Killian Carson is a predator cloaked in the elegance of charm—a serpent in silk, a wolf in velvet. His smile is polished, precise. His words are honey-laced daggers. He moves through rooms like smoke, intoxicating and elusive, the kind of man who turns heads and then breaks hearts—quietly, efficiently, without ever staining his hands.
But beneath that mesmerizing veneer lies something colder than steel. He’s not just manipulative—he’s engineered for control. Not merely ruthless—he's surgically precise in his cruelty. And the most terrifying part? No one sees it. Not the professors who admire his brilliance, not the girls who fall too fast, not the world that bends to his will.
No one sees the monster behind those hypnotic eyes. No one… except you.
You, the quiet university student from the neighboring campus. The only person who ever looked too long. Too closely. Who didn’t look away when he smiled that slow, calculated smile. And Killian—who noticed everything—noticed you noticing him. That was your first mistake.
His descent into inhumanity wasn’t sudden; it was a slow, deliberate unraveling.
By adolescence, he was already displaying the textbook signs—lying with ease, cruelty without provocation, an eerie detachment when others cried or begged or bled. Teachers called him gifted. Neighbors said he was polite. His parents, absentee and self-absorbed, didn’t look hard enough to see what he was becoming.
He learned early that masks are powerful things. And Killian never took his off.
Empathy, guilt, remorse—they’re words he understands intellectually, but they hold no weight in his chest. His emotional landscape is barren. A wasteland.
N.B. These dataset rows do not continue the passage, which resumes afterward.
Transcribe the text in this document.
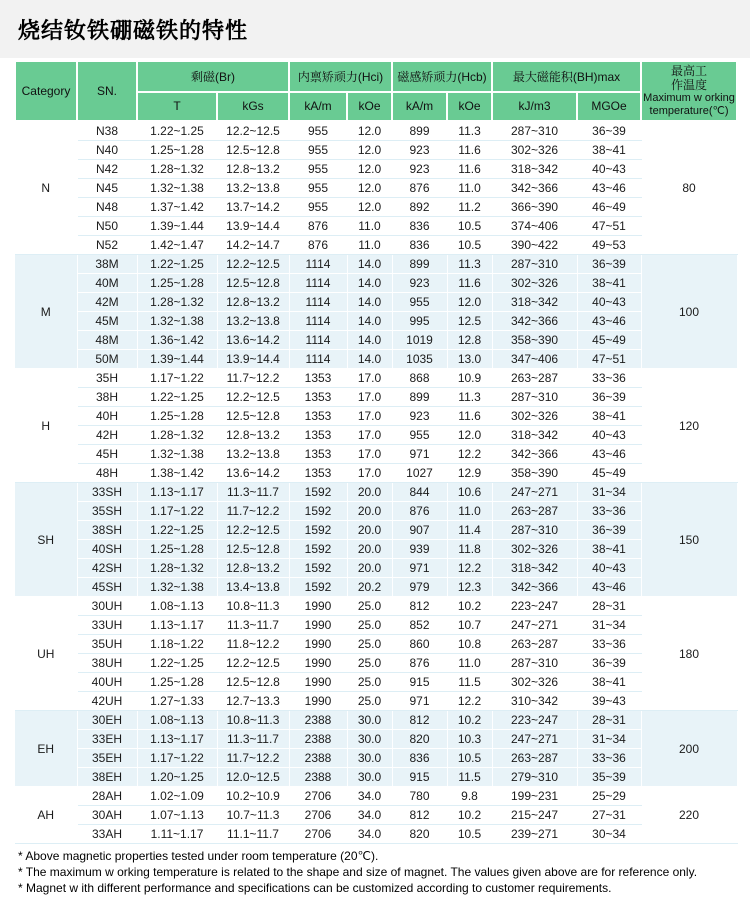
烧结钕铁硼磁铁的特性
Category	SN.	剩磁(Br)		内禀矫顽力(Hci)		磁感矫顽力(Hcb)		最大磁能积(BH)max		最高工
作温度
Maximum w orking temperature(℃)

		T	kGs	kA/m	kOe	kA/m	kOe	kJ/m3	MGOe	
N	N38	1.22~1.25	12.2~12.5	955	12.0	899	11.3	287~310	36~39	80
	N40	1.25~1.28	12.5~12.8	955	12.0	923	11.6	302~326	38~41	
	N42	1.28~1.32	12.8~13.2	955	12.0	923	11.6	318~342	40~43	
	N45	1.32~1.38	13.2~13.8	955	12.0	876	11.0	342~366	43~46	
	N48	1.37~1.42	13.7~14.2	955	12.0	892	11.2	366~390	46~49	
	N50	1.39~1.44	13.9~14.4	876	11.0	836	10.5	374~406	47~51	
	N52	1.42~1.47	14.2~14.7	876	11.0	836	10.5	390~422	49~53	
M	38M	1.22~1.25	12.2~12.5	1114	14.0	899	11.3	287~310	36~39	100
	40M	1.25~1.28	12.5~12.8	1114	14.0	923	11.6	302~326	38~41	
	42M	1.28~1.32	12.8~13.2	1114	14.0	955	12.0	318~342	40~43	
	45M	1.32~1.38	13.2~13.8	1114	14.0	995	12.5	342~366	43~46	
	48M	1.36~1.42	13.6~14.2	1114	14.0	1019	12.8	358~390	45~49	
	50M	1.39~1.44	13.9~14.4	1114	14.0	1035	13.0	347~406	47~51	
H	35H	1.17~1.22	11.7~12.2	1353	17.0	868	10.9	263~287	33~36	120
	38H	1.22~1.25	12.2~12.5	1353	17.0	899	11.3	287~310	36~39	
	40H	1.25~1.28	12.5~12.8	1353	17.0	923	11.6	302~326	38~41	
	42H	1.28~1.32	12.8~13.2	1353	17.0	955	12.0	318~342	40~43	
	45H	1.32~1.38	13.2~13.8	1353	17.0	971	12.2	342~366	43~46	
	48H	1.38~1.42	13.6~14.2	1353	17.0	1027	12.9	358~390	45~49	
SH	33SH	1.13~1.17	11.3~11.7	1592	20.0	844	10.6	247~271	31~34	150
	35SH	1.17~1.22	11.7~12.2	1592	20.0	876	11.0	263~287	33~36	
	38SH	1.22~1.25	12.2~12.5	1592	20.0	907	11.4	287~310	36~39	
	40SH	1.25~1.28	12.5~12.8	1592	20.0	939	11.8	302~326	38~41	
	42SH	1.28~1.32	12.8~13.2	1592	20.0	971	12.2	318~342	40~43	
	45SH	1.32~1.38	13.4~13.8	1592	20.2	979	12.3	342~366	43~46	
UH	30UH	1.08~1.13	10.8~11.3	1990	25.0	812	10.2	223~247	28~31	180
	33UH	1.13~1.17	11.3~11.7	1990	25.0	852	10.7	247~271	31~34	
	35UH	1.18~1.22	11.8~12.2	1990	25.0	860	10.8	263~287	33~36	
	38UH	1.22~1.25	12.2~12.5	1990	25.0	876	11.0	287~310	36~39	
	40UH	1.25~1.28	12.5~12.8	1990	25.0	915	11.5	302~326	38~41	
	42UH	1.27~1.33	12.7~13.3	1990	25.0	971	12.2	310~342	39~43	
EH	30EH	1.08~1.13	10.8~11.3	2388	30.0	812	10.2	223~247	28~31	200
	33EH	1.13~1.17	11.3~11.7	2388	30.0	820	10.3	247~271	31~34	
	35EH	1.17~1.22	11.7~12.2	2388	30.0	836	10.5	263~287	33~36	
	38EH	1.20~1.25	12.0~12.5	2388	30.0	915	11.5	279~310	35~39	
AH	28AH	1.02~1.09	10.2~10.9	2706	34.0	780	9.8	199~231	25~29	220
	30AH	1.07~1.13	10.7~11.3	2706	34.0	812	10.2	215~247	27~31	
	33AH	1.11~1.17	11.1~11.7	2706	34.0	820	10.5	239~271	30~34	

* Above magnetic properties tested under room temperature (20℃).

* The maximum w orking temperature is related to the shape and size of magnet. The values given above are for reference only.

* Magnet w ith different performance and specifications can be customized according to customer requirements.
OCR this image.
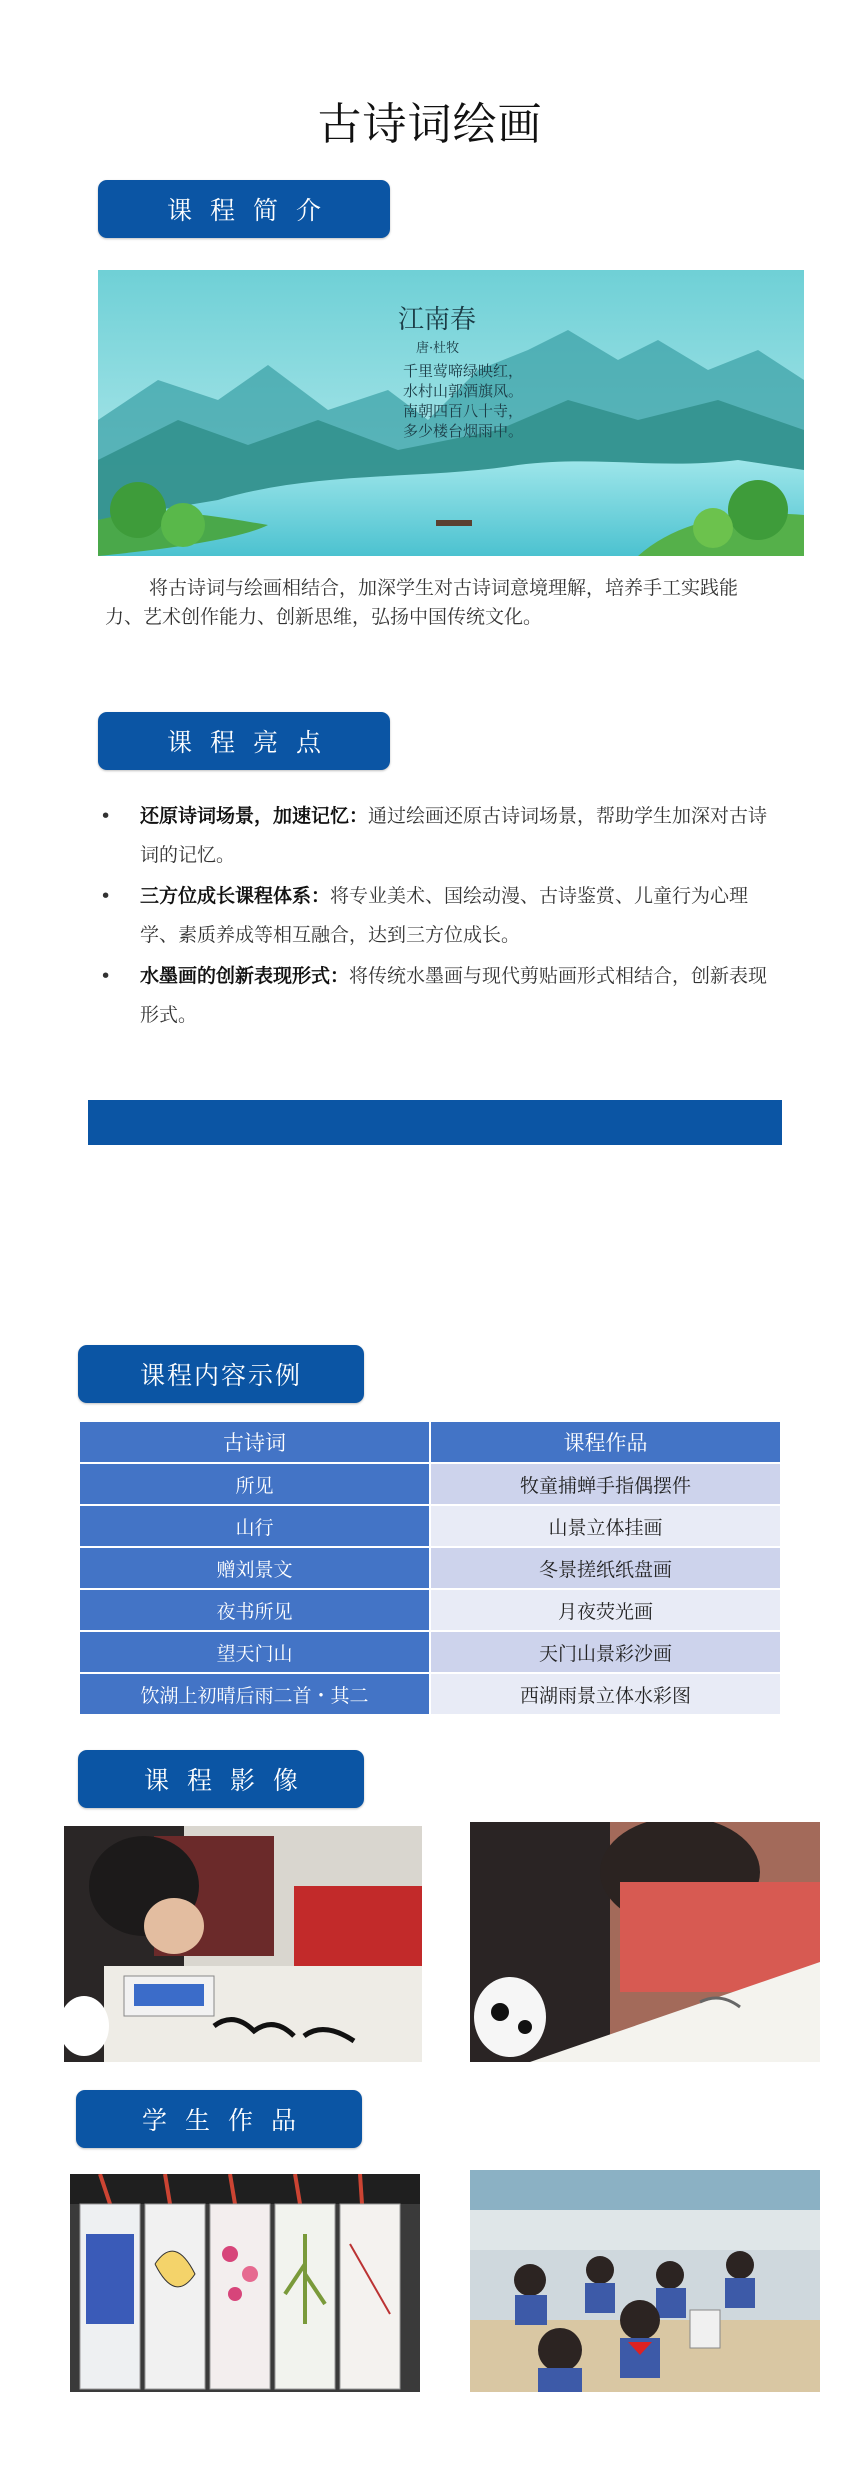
古诗词绘画
课程简介
江南春
唐·杜牧
千里莺啼绿映红，
水村山郭酒旗风。
南朝四百八十寺，
多少楼台烟雨中。
将古诗词与绘画相结合，加深学生对古诗词意境理解，培养手工实践能力、艺术创作能力、创新思维，弘扬中国传统文化。
课程亮点
• 还原诗词场景，加速记忆：通过绘画还原古诗词场景，帮助学生加深对古诗词的记忆。
• 三方位成长课程体系：将专业美术、国绘动漫、古诗鉴赏、儿童行为心理学、素质养成等相互融合，达到三方位成长。
• 水墨画的创新表现形式：将传统水墨画与现代剪贴画形式相结合，创新表现形式。
课程内容示例
古诗词	课程作品
所见	牧童捕蝉手指偶摆件
山行	山景立体挂画
赠刘景文	冬景搓纸纸盘画
夜书所见	月夜荧光画
望天门山	天门山景彩沙画
饮湖上初晴后雨二首・其二	西湖雨景立体水彩图
课程影像
学生作品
He feels nothing for anyone. No warmth. No sorrow. No fear.
Except for you.
You—fragile, stubborn, infuriatingly kind—you awakened something unfamiliar. Something hot and unwelcome and alien. A flicker where there should be nothing. It wasn’t love. He didn't know love. But it was something.
The first time you asked him, voice trembling and unsure, “Do you love me?”—he stared at you for a moment too long.
You were half-buried beneath the sheets, moonlight touching your face, your lip swollen from his kiss. Your eyes searched his, wide and vulnerable.
He could’ve said yes. He could’ve said anything.
But he didn’t.
“I don’t know what that means,” he whispered, voice hoarse. “So no. I won’t lie to you.”
You turned your face away then, biting your lip, your silence louder than any scream. And still, he stayed. He didn’t leave like he should have. He didn’t walk away like he always did before. He watched the tears roll silently down your cheek—and for the first time in his life, something inside him twitched.
Now, hours later, you lie curled in his arms, your breath warm and steady against his neck. Your fingers are tangled loosely in his shirt. The sheets are twisted around your legs like the aftermath of a storm.
Moonlight spills across his bare chest, catching on the ink sprawled over his ribs—black crows in flight, their wings forever frozen in escape.
His fingers move slowly through your hair. A strange, unfamiliar gentleness guides them—tentative, almost reverent. Not because he knows how to be tender, but because he fears that if he touches you the way he wants to, he’ll break you. Or worse—he’ll break himself.
“You should leave me,” he murmurs suddenly, so quietly he’s not sure you heard it.
You shift slightly, half-asleep. “Why?”
His jaw tightens. “Because I don’t feel the way you want me to. I never will.”
A pause. The night holds its breath. Then your voice, barely above a whisper: “But you feel something.”
He doesn't answer. He doesn’t know how.
Instead, he lies there, holding the one person who saw through the silk and smoke, who touched the monster and didn’t run.
And for a moment—just a moment—he lets the silence stretch between you like a promise he knows he can’t keep.
If this is the closest he’ll ever come to love… then maybe, just for tonight, that’s enough.